O governo do Chile nega ter discutido com os EUA a candidatura de Bachelet ao cargo de secretária-geral da ONU

Archivo - Arquivo - 21 de abril de 2026, Nova York, Nova York, Estados Unidos: Michelle Bachelet Jeria, ex-presidente do Chile e candidata ao cargo de próxima secretária-geral, fala à imprensa em uma coletiva na sede da ONU.
Europa Press/Contacto/Lev Radin - Arquivo

MADRID 13 jul. (EUROPA PRESS) -

O ministro das Relações Exteriores do Chile, Francisco Pérez Mackenna, negou ter abordado com o governo dos Estados Unidos, por ocasião de sua visita à Casa Branca na semana passada, a candidatura da ex-presidente chilena e candidata à direção-geral da Organização das Nações Unidas, Michelle Bachelet.

“Não foi um assunto.

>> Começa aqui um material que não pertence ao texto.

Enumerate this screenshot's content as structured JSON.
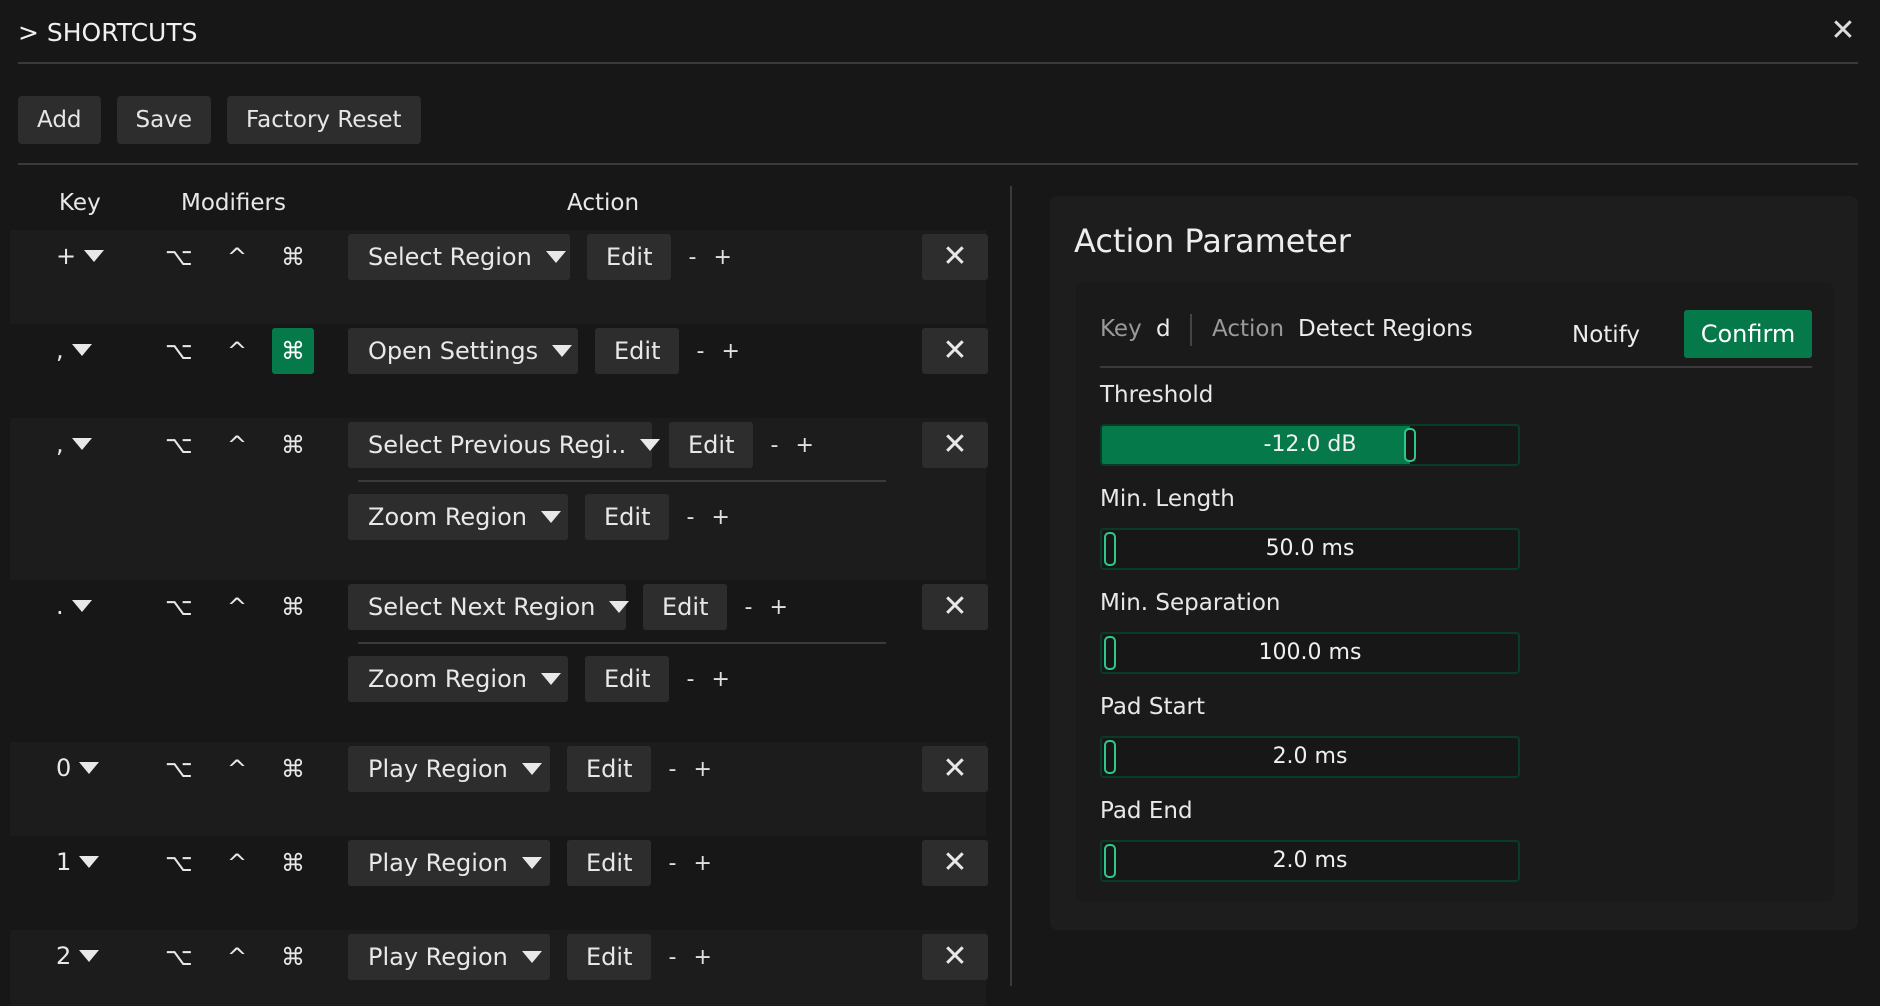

É um assunto que encerramos há muito tempo e não tem sido tema para nós, nem com os Estados Unidos nem com os outros países”, afirmou Pérez Mackenna em entrevista ao Canal 13, na qual foi questionado se havia abordado essa questão com o secretário de Estado dos Estados Unidos, Marco Rubio, ou não.

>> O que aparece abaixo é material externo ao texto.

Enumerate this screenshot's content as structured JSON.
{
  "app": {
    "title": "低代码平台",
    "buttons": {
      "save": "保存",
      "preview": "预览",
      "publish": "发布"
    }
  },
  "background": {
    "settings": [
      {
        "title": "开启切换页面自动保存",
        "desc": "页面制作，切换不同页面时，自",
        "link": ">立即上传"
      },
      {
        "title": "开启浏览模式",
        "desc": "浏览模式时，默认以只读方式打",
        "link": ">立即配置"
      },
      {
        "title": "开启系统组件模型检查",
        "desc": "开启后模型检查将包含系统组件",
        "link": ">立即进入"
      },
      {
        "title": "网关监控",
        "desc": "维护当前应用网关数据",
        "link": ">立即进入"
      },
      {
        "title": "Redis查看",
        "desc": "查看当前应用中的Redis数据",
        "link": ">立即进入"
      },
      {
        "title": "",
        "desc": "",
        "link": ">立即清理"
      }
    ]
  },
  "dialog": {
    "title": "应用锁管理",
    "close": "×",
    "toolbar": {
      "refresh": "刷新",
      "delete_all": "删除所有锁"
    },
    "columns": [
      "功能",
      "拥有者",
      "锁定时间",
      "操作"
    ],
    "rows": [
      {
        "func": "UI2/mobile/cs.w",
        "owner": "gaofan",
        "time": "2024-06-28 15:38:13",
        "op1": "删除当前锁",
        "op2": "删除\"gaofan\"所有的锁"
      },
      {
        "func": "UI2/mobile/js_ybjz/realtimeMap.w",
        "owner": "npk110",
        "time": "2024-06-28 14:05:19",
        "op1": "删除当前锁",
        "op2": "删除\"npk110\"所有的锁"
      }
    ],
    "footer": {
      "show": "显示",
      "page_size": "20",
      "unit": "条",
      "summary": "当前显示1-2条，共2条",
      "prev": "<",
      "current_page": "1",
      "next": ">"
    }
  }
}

No entanto, o chefe da pasta de Relações Exteriores do país sul-americano adiantou que, caso a ex-presidente suceda ao atual secretário-geral, António Guterres, eles a parabenizarão e trabalharão com ela a partir do governo do presidente ultraconservador José Antonio Kast.

“O que dissemos é que não iríamos participar da campanha, mas também não faremos campanha por outra candidata. E, se ela vencer, vamos parabenizá-la e trabalhar com ela”, reiterou o alto funcionário chileno.

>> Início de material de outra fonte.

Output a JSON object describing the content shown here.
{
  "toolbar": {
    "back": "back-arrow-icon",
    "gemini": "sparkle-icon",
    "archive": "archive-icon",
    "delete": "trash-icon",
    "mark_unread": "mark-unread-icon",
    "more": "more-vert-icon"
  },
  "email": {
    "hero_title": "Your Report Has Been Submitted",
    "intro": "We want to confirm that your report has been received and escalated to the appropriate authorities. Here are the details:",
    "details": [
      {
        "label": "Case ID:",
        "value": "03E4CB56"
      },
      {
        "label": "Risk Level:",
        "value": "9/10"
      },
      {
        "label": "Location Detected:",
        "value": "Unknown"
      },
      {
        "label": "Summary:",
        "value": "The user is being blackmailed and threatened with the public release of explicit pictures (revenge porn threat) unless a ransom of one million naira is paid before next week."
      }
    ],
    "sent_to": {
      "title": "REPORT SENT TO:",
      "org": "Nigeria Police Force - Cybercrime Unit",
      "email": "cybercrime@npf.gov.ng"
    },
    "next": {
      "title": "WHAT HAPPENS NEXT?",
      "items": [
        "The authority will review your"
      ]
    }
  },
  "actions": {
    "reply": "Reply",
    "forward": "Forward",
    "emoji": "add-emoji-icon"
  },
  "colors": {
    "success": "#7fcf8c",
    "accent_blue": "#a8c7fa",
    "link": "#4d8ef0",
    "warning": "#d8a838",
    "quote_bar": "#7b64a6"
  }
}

Vale lembrar que a candidatura de Bachelet conta com o apoio dos governos do Brasil e do México. No entanto, não conta com o apoio do governo chileno, depois que o Executivo de Kast anunciou, em março passado, a retirada que já havia sido manifestada anteriormente por seu antecessor na Presidência do país, o progressista Gabriel Boric.

Caso seja eleita para substituir o português António Guterres — que encerrará seu mandato em 31 de dezembro de 2026 — na liderança da ONU, ela seria, aos 76 anos, a primeira mulher a ocupar o cargo nos 80 anos de existência da organização e a segunda pessoa da América Latina, já que o peruano Javier Pérez de Cuéllar ocupou o cargo entre 1982 e 1991.